Let $I=\{1,2,...,n\}$ for any $n\in \Bbb N$. Assume that $\forall i\in I, \alpha_i\in\Bbb R$.
What is the series expansion for $$p_n(x)=\prod_{i\in I}(x+\alpha_i)$$ I've noticed that $p_n(x)=xp_{n-1}(x)+\alpha_np_{n-1}(x)$, because $p_n(x)=(x+\alpha_n)p_{n-1}(x)$. And I've expanded the first 4, and I can tell there's a pattern, but I can't pin it down. Thanks.

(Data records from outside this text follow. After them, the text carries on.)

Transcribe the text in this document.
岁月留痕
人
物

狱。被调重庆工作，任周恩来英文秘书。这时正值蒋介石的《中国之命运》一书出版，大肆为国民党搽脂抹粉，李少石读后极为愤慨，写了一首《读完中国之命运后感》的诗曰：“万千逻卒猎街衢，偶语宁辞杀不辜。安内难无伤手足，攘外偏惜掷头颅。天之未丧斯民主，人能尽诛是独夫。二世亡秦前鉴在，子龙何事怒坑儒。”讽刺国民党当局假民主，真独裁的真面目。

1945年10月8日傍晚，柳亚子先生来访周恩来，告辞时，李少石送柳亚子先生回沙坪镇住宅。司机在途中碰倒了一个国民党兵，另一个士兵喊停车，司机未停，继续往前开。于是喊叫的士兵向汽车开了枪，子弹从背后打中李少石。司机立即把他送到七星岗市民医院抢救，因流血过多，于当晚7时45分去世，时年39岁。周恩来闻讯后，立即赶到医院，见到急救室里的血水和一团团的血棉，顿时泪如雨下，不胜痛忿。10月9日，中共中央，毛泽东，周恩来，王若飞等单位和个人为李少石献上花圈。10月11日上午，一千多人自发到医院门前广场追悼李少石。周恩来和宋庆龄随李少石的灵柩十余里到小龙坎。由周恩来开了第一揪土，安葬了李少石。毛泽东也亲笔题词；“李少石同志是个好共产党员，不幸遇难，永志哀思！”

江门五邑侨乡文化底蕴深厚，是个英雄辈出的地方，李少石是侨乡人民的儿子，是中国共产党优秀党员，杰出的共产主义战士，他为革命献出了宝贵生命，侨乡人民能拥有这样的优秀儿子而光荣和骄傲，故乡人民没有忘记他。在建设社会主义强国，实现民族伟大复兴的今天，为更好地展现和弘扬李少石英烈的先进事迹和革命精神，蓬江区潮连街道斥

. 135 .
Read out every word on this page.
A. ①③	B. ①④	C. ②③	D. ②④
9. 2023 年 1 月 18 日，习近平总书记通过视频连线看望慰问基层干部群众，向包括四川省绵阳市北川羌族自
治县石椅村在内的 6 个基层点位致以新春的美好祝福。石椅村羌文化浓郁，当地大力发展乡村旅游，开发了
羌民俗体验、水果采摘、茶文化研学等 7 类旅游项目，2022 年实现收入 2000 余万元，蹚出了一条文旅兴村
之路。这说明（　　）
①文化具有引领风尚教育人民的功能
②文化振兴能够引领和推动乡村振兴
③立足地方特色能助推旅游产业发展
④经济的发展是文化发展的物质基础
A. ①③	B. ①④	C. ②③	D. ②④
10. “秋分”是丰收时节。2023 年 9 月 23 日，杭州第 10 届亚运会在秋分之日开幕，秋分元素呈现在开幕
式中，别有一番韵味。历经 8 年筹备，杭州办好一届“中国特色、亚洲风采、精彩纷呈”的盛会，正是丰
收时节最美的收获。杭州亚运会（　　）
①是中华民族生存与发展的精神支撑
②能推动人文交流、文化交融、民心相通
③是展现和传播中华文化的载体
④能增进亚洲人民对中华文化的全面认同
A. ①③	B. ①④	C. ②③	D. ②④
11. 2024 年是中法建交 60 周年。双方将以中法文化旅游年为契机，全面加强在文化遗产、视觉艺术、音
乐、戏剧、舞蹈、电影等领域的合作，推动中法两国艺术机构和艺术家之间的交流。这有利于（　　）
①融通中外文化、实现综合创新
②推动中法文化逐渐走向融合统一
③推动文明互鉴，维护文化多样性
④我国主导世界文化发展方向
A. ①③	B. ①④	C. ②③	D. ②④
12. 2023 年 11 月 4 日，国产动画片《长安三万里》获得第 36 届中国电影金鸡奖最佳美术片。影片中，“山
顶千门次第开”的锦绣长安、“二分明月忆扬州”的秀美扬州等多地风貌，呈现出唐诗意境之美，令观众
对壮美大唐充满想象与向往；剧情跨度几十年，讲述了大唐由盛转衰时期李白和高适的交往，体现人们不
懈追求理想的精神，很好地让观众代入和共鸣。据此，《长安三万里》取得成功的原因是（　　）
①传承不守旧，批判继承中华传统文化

You can expand the full product actually: \begin{align} p_n(x)&=(x+\alpha_1)(x+\alpha_2)...(x+\alpha_n) \\ &= \sum_{J\subset I}x^{n-|J|}\prod_{j\in J} \alpha_j \\ &= \sum_{k=0}^n \beta_k x^k \end{align} Where the first sum is over all subsets of $I$ (including $\emptyset$ and $I$ itself). The coefficients $\beta_k$ can be written as \begin{align} \beta_k = \sum_{J\subset I, |J|=n-k}\prod_{j\in J} \alpha_j \end{align} for example: \begin{align} \beta_n &= 1 \\ \beta_{n-1} &= \sum_{i\in I} \alpha_i \\ \beta_{n-2} &= \sum_{i<j\in I} \alpha_i \alpha_j \\ \beta_{n-3} &= \sum_{i<j<k\in I} \alpha_i \alpha_j \alpha_k \\ &...\\ \beta_0 &= \alpha_1\alpha_2...\alpha_n \end{align}
Is this the kind of series expansion you were looking for?